Un problema, quello della tutela del Made in Italy, su cui pesa la scarsa attenzione di università e Pmi nella tutela delle loro invenzioni. Non dà una mano nemmeno il sistema regolamentare “che resta debole” aggiunge Paganini, anche se si sono a più riprese impegnate per ridurre la contraffazione e la pirateria online. “Resta ancora molto da fare rispetto, ad esempio, al Patent Unitary System introdotto dalla Ue per ridurre i costi di registrazione e facilitare l’innovazione”, aggiunge.

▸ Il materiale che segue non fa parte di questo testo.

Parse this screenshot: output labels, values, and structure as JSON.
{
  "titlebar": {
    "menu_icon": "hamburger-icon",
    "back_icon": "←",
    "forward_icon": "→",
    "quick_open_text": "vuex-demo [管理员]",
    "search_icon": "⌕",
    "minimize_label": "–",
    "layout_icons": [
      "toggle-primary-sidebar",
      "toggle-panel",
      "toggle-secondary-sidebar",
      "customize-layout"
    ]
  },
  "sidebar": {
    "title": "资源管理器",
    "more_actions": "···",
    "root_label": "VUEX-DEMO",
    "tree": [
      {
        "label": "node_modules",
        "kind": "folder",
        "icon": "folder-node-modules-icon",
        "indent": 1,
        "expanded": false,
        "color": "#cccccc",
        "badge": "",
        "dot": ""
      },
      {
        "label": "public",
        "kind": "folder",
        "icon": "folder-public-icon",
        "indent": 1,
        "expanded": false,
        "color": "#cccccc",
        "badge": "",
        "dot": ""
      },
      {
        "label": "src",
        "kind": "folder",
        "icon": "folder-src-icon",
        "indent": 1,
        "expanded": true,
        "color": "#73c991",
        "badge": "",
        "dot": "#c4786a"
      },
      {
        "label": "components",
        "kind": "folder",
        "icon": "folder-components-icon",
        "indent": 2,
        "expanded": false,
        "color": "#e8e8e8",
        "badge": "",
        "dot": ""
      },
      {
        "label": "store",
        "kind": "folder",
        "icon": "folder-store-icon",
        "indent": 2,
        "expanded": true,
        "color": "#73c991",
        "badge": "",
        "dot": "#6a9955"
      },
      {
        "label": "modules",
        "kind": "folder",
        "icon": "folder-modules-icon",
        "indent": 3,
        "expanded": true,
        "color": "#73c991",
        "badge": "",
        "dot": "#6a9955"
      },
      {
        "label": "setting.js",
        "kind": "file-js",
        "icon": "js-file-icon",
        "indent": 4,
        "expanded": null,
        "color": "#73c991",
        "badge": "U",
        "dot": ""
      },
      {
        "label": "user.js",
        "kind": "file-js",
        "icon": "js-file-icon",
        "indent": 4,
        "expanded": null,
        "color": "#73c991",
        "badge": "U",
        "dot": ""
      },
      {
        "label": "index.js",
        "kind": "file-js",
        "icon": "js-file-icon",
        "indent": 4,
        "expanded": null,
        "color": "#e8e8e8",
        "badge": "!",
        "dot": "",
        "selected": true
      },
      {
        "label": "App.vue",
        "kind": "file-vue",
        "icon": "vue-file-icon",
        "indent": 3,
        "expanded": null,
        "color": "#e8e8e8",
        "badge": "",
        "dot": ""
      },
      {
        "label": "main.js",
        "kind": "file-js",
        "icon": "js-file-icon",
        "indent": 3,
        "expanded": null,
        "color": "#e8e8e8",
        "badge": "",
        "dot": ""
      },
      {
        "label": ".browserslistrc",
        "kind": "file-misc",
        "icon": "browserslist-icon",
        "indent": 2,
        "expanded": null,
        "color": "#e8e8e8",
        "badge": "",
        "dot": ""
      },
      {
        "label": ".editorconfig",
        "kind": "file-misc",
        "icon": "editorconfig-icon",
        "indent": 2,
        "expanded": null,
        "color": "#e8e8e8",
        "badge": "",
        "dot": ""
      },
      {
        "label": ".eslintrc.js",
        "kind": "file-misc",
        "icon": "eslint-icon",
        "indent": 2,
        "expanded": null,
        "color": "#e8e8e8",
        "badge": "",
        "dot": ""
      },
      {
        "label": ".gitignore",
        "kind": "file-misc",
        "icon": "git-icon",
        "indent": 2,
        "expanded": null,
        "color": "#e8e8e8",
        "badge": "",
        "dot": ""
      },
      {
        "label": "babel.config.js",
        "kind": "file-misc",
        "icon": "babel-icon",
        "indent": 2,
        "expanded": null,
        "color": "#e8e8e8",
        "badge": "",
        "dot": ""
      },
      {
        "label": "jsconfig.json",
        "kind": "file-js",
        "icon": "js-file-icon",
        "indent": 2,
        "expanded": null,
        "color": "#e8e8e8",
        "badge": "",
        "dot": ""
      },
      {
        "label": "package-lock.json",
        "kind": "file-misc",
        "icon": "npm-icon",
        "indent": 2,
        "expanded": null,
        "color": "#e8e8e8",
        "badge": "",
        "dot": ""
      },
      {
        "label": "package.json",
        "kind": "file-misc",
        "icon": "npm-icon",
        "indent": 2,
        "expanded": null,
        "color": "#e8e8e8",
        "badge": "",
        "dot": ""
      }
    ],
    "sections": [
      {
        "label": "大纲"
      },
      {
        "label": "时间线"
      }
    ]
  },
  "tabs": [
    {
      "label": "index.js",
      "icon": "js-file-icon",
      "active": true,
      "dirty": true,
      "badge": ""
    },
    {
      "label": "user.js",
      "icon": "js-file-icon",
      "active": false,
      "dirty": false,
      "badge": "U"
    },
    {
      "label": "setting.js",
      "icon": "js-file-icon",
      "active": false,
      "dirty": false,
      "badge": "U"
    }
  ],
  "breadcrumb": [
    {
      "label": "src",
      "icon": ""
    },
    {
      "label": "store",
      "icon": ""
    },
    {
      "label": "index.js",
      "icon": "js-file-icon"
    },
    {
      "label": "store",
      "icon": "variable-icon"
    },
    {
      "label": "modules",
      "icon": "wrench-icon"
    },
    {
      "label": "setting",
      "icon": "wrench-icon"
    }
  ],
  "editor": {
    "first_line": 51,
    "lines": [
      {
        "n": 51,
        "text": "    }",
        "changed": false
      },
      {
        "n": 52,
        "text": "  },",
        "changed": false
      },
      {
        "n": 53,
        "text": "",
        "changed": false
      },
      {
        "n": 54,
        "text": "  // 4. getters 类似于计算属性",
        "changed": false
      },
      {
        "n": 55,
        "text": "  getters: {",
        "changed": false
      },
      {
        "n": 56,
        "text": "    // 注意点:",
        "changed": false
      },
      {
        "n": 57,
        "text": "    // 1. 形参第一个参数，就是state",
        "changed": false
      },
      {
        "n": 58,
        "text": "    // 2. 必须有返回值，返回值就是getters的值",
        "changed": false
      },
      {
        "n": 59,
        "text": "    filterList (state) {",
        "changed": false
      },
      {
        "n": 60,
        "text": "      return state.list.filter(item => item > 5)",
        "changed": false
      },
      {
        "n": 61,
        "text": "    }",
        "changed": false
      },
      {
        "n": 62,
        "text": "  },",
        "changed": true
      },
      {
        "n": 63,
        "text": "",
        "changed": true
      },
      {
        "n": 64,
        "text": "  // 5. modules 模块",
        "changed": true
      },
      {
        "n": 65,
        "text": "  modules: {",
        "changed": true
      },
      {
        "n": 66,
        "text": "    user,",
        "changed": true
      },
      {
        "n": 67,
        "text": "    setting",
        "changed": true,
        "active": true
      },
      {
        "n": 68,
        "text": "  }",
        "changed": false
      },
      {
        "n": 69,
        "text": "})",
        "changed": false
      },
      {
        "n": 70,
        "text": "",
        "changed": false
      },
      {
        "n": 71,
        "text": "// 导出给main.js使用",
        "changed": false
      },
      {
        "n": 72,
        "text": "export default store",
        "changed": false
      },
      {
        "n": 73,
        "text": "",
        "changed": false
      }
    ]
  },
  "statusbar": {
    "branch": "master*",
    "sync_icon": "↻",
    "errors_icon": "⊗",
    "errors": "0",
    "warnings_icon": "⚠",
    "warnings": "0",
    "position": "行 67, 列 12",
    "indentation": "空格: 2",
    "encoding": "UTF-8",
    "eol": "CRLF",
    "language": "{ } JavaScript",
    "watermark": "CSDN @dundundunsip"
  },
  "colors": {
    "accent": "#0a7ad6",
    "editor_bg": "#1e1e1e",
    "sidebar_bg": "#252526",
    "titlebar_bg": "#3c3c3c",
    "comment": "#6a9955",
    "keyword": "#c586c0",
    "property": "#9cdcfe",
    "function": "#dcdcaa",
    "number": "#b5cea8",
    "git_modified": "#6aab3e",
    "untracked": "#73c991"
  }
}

Interi settori del nostro paese, fra cui in primo luogo l’agroalimentare, il design e la moda, sono preda della contraffazione internazionale che pesa oltremodo sul nostro Made in Italy, relegandoci al 40esimo posto in classifica a pari merito con paesi come la Giordania e la Costa Rica, con un punteggio complessivo di 6.0, in leggero miglioramento rispetto all’anno precedente, ma non abbastanza per colmare il gap di 20 posizioni che ci divide dagli altri paesi del G7 e ancor più staccati dai paesi che guidano la classifica che sono la Finlandia (al primo posto con un punteggio di 8.5) e la Svezia (seconda con 8.3).

Migliora nel frattempo la classifica della Gran Bretagna, all’11esimo posto insieme alla Germania (in miglioramento di tre posizioni), entrambe sullo stesso livello con un punteggio di 7.8 punti. Gli Usa restano stabili al 17esimo posto con 7.7 punti; così come la Francia, al 20esimo posto (7.3 punti), mentre la Spagna sale al 31esimo posto (6.5).

Insomma, l’Italia è indietro su tutti i tre parametri di cui si compone  l’indice, che misurano l’ambiente politico e giuridico, i diritti di proprietà fisica e la proprietà intellettuale.